How does Rio3.5 compare to GPT-5.5 or Claude Opus 4.8? Rio3.5's benchmarks show it is competitive with GPT-4-class performance on coding and math tasks. It lags behind the current frontier (GPT-5.5, Claude Fable 5) in general reasoning and instruction-following, but it is fully open-source and free — while the frontier models require paid API access.

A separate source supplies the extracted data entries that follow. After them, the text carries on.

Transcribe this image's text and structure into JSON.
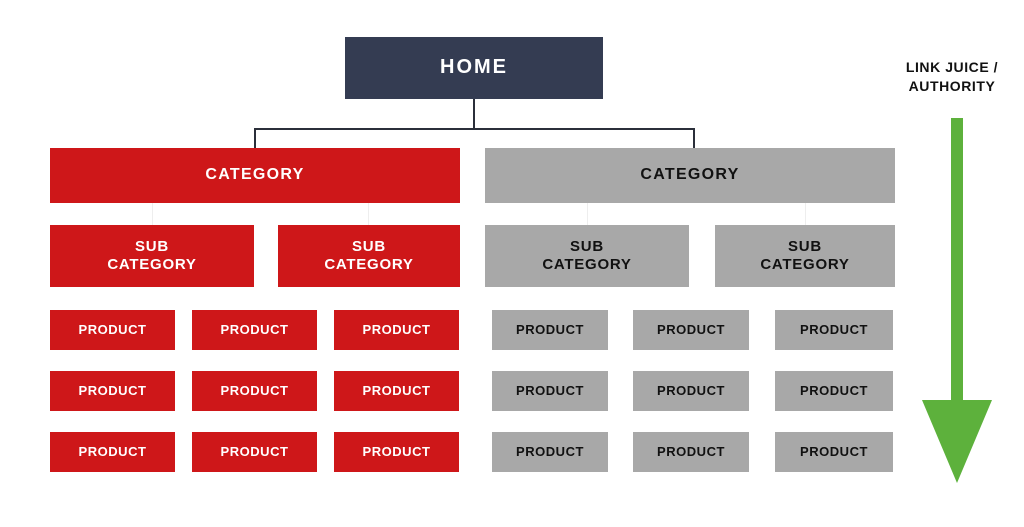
{
  "diagram": {
    "title_node": {
      "label": "HOME"
    },
    "annotation": {
      "line1": "LINK JUICE /",
      "line2": "AUTHORITY",
      "arrow_icon": "arrow-down-icon",
      "arrow_color": "#5DB13C",
      "arrow_direction": "down"
    },
    "colors": {
      "home": "#343C52",
      "branch_primary": "#CE1719",
      "branch_secondary": "#A8A8A8",
      "arrow": "#5DB13C",
      "connector": "#2B2F3A",
      "background": "#FFFFFF",
      "text_light": "#FFFFFF",
      "text_dark": "#111111"
    },
    "branches": [
      {
        "id": "left",
        "color_key": "branch_primary",
        "category": {
          "label": "CATEGORY"
        },
        "subcategories": [
          {
            "line1": "SUB",
            "line2": "CATEGORY"
          },
          {
            "line1": "SUB",
            "line2": "CATEGORY"
          }
        ],
        "product_rows": [
          [
            "PRODUCT",
            "PRODUCT",
            "PRODUCT"
          ],
          [
            "PRODUCT",
            "PRODUCT",
            "PRODUCT"
          ],
          [
            "PRODUCT",
            "PRODUCT",
            "PRODUCT"
          ]
        ]
      },
      {
        "id": "right",
        "color_key": "branch_secondary",
        "category": {
          "label": "CATEGORY"
        },
        "subcategories": [
          {
            "line1": "SUB",
            "line2": "CATEGORY"
          },
          {
            "line1": "SUB",
            "line2": "CATEGORY"
          }
        ],
        "product_rows": [
          [
            "PRODUCT",
            "PRODUCT",
            "PRODUCT"
          ],
          [
            "PRODUCT",
            "PRODUCT",
            "PRODUCT"
          ],
          [
            "PRODUCT",
            "PRODUCT",
            "PRODUCT"
          ]
        ]
      }
    ]
  }
}
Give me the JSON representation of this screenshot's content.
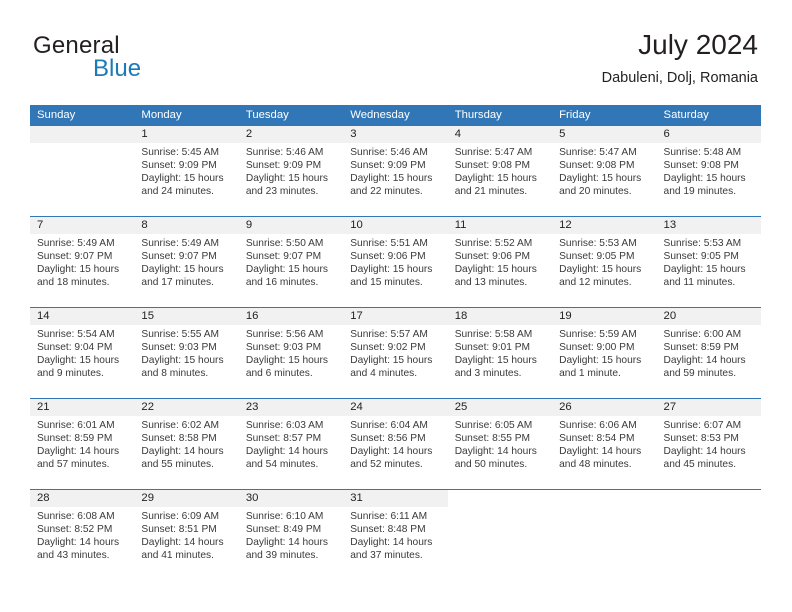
{
  "logo": {
    "word_one": "General",
    "word_two": "Blue",
    "triangle_icon": "triangle-icon",
    "brand_blue": "#1b7ab8"
  },
  "header": {
    "title": "July 2024",
    "subtitle": "Dabuleni, Dolj, Romania"
  },
  "theme": {
    "header_blue": "#3176b7",
    "daynum_band": "#f1f1f1",
    "text": "#231f20"
  },
  "calendar": {
    "weekday_headers": [
      "Sunday",
      "Monday",
      "Tuesday",
      "Wednesday",
      "Thursday",
      "Friday",
      "Saturday"
    ],
    "weeks": [
      [
        {
          "day": "",
          "lines": []
        },
        {
          "day": "1",
          "lines": [
            "Sunrise: 5:45 AM",
            "Sunset: 9:09 PM",
            "Daylight: 15 hours",
            "and 24 minutes."
          ]
        },
        {
          "day": "2",
          "lines": [
            "Sunrise: 5:46 AM",
            "Sunset: 9:09 PM",
            "Daylight: 15 hours",
            "and 23 minutes."
          ]
        },
        {
          "day": "3",
          "lines": [
            "Sunrise: 5:46 AM",
            "Sunset: 9:09 PM",
            "Daylight: 15 hours",
            "and 22 minutes."
          ]
        },
        {
          "day": "4",
          "lines": [
            "Sunrise: 5:47 AM",
            "Sunset: 9:08 PM",
            "Daylight: 15 hours",
            "and 21 minutes."
          ]
        },
        {
          "day": "5",
          "lines": [
            "Sunrise: 5:47 AM",
            "Sunset: 9:08 PM",
            "Daylight: 15 hours",
            "and 20 minutes."
          ]
        },
        {
          "day": "6",
          "lines": [
            "Sunrise: 5:48 AM",
            "Sunset: 9:08 PM",
            "Daylight: 15 hours",
            "and 19 minutes."
          ]
        }
      ],
      [
        {
          "day": "7",
          "lines": [
            "Sunrise: 5:49 AM",
            "Sunset: 9:07 PM",
            "Daylight: 15 hours",
            "and 18 minutes."
          ]
        },
        {
          "day": "8",
          "lines": [
            "Sunrise: 5:49 AM",
            "Sunset: 9:07 PM",
            "Daylight: 15 hours",
            "and 17 minutes."
          ]
        },
        {
          "day": "9",
          "lines": [
            "Sunrise: 5:50 AM",
            "Sunset: 9:07 PM",
            "Daylight: 15 hours",
            "and 16 minutes."
          ]
        },
        {
          "day": "10",
          "lines": [
            "Sunrise: 5:51 AM",
            "Sunset: 9:06 PM",
            "Daylight: 15 hours",
            "and 15 minutes."
          ]
        },
        {
          "day": "11",
          "lines": [
            "Sunrise: 5:52 AM",
            "Sunset: 9:06 PM",
            "Daylight: 15 hours",
            "and 13 minutes."
          ]
        },
        {
          "day": "12",
          "lines": [
            "Sunrise: 5:53 AM",
            "Sunset: 9:05 PM",
            "Daylight: 15 hours",
            "and 12 minutes."
          ]
        },
        {
          "day": "13",
          "lines": [
            "Sunrise: 5:53 AM",
            "Sunset: 9:05 PM",
            "Daylight: 15 hours",
            "and 11 minutes."
          ]
        }
      ],
      [
        {
          "day": "14",
          "lines": [
            "Sunrise: 5:54 AM",
            "Sunset: 9:04 PM",
            "Daylight: 15 hours",
            "and 9 minutes."
          ]
        },
        {
          "day": "15",
          "lines": [
            "Sunrise: 5:55 AM",
            "Sunset: 9:03 PM",
            "Daylight: 15 hours",
            "and 8 minutes."
          ]
        },
        {
          "day": "16",
          "lines": [
            "Sunrise: 5:56 AM",
            "Sunset: 9:03 PM",
            "Daylight: 15 hours",
            "and 6 minutes."
          ]
        },
        {
          "day": "17",
          "lines": [
            "Sunrise: 5:57 AM",
            "Sunset: 9:02 PM",
            "Daylight: 15 hours",
            "and 4 minutes."
          ]
        },
        {
          "day": "18",
          "lines": [
            "Sunrise: 5:58 AM",
            "Sunset: 9:01 PM",
            "Daylight: 15 hours",
            "and 3 minutes."
          ]
        },
        {
          "day": "19",
          "lines": [
            "Sunrise: 5:59 AM",
            "Sunset: 9:00 PM",
            "Daylight: 15 hours",
            "and 1 minute."
          ]
        },
        {
          "day": "20",
          "lines": [
            "Sunrise: 6:00 AM",
            "Sunset: 8:59 PM",
            "Daylight: 14 hours",
            "and 59 minutes."
          ]
        }
      ],
      [
        {
          "day": "21",
          "lines": [
            "Sunrise: 6:01 AM",
            "Sunset: 8:59 PM",
            "Daylight: 14 hours",
            "and 57 minutes."
          ]
        },
        {
          "day": "22",
          "lines": [
            "Sunrise: 6:02 AM",
            "Sunset: 8:58 PM",
            "Daylight: 14 hours",
            "and 55 minutes."
          ]
        },
        {
          "day": "23",
          "lines": [
            "Sunrise: 6:03 AM",
            "Sunset: 8:57 PM",
            "Daylight: 14 hours",
            "and 54 minutes."
          ]
        },
        {
          "day": "24",
          "lines": [
            "Sunrise: 6:04 AM",
            "Sunset: 8:56 PM",
            "Daylight: 14 hours",
            "and 52 minutes."
          ]
        },
        {
          "day": "25",
          "lines": [
            "Sunrise: 6:05 AM",
            "Sunset: 8:55 PM",
            "Daylight: 14 hours",
            "and 50 minutes."
          ]
        },
        {
          "day": "26",
          "lines": [
            "Sunrise: 6:06 AM",
            "Sunset: 8:54 PM",
            "Daylight: 14 hours",
            "and 48 minutes."
          ]
        },
        {
          "day": "27",
          "lines": [
            "Sunrise: 6:07 AM",
            "Sunset: 8:53 PM",
            "Daylight: 14 hours",
            "and 45 minutes."
          ]
        }
      ],
      [
        {
          "day": "28",
          "lines": [
            "Sunrise: 6:08 AM",
            "Sunset: 8:52 PM",
            "Daylight: 14 hours",
            "and 43 minutes."
          ]
        },
        {
          "day": "29",
          "lines": [
            "Sunrise: 6:09 AM",
            "Sunset: 8:51 PM",
            "Daylight: 14 hours",
            "and 41 minutes."
          ]
        },
        {
          "day": "30",
          "lines": [
            "Sunrise: 6:10 AM",
            "Sunset: 8:49 PM",
            "Daylight: 14 hours",
            "and 39 minutes."
          ]
        },
        {
          "day": "31",
          "lines": [
            "Sunrise: 6:11 AM",
            "Sunset: 8:48 PM",
            "Daylight: 14 hours",
            "and 37 minutes."
          ]
        },
        {
          "day": "",
          "lines": []
        },
        {
          "day": "",
          "lines": []
        },
        {
          "day": "",
          "lines": []
        }
      ]
    ]
  }
}
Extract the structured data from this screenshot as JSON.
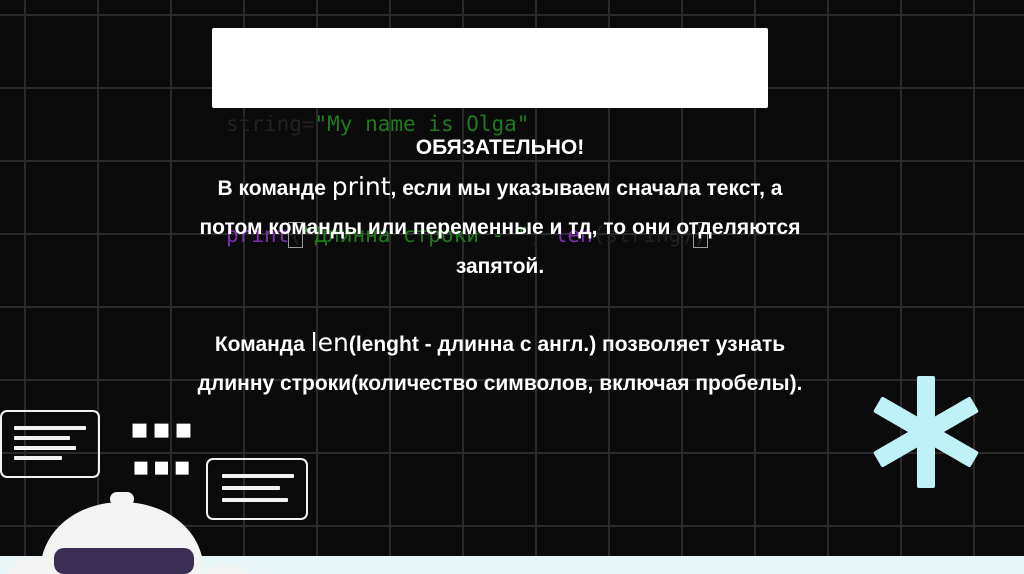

What is SwiReasoning? SwiReasoning is a training-free inference technique developed by IplanRIO that dynamically switches between explicit chain-of-thought reasoning and faster latent-space reasoning based on problem complexity. The claimed result is 57%–79% fewer tokens used on simple tasks, improving efficiency without sacrificing accuracy. The implementation code has not yet been released publicly.

Is Rio3.5 safe to use for business? For businesses, Rio3.5's MIT license is highly permissive — it can be used in commercial products without restrictions. However, as a newly released model without independent safety evaluations, you should test it carefully for your use case before deploying in customer-facing applications.

Where can I download Rio3.5? The model is available on Hugging Face at huggingface.co/prefeitura-rio/Rio-3.5-Open-397B.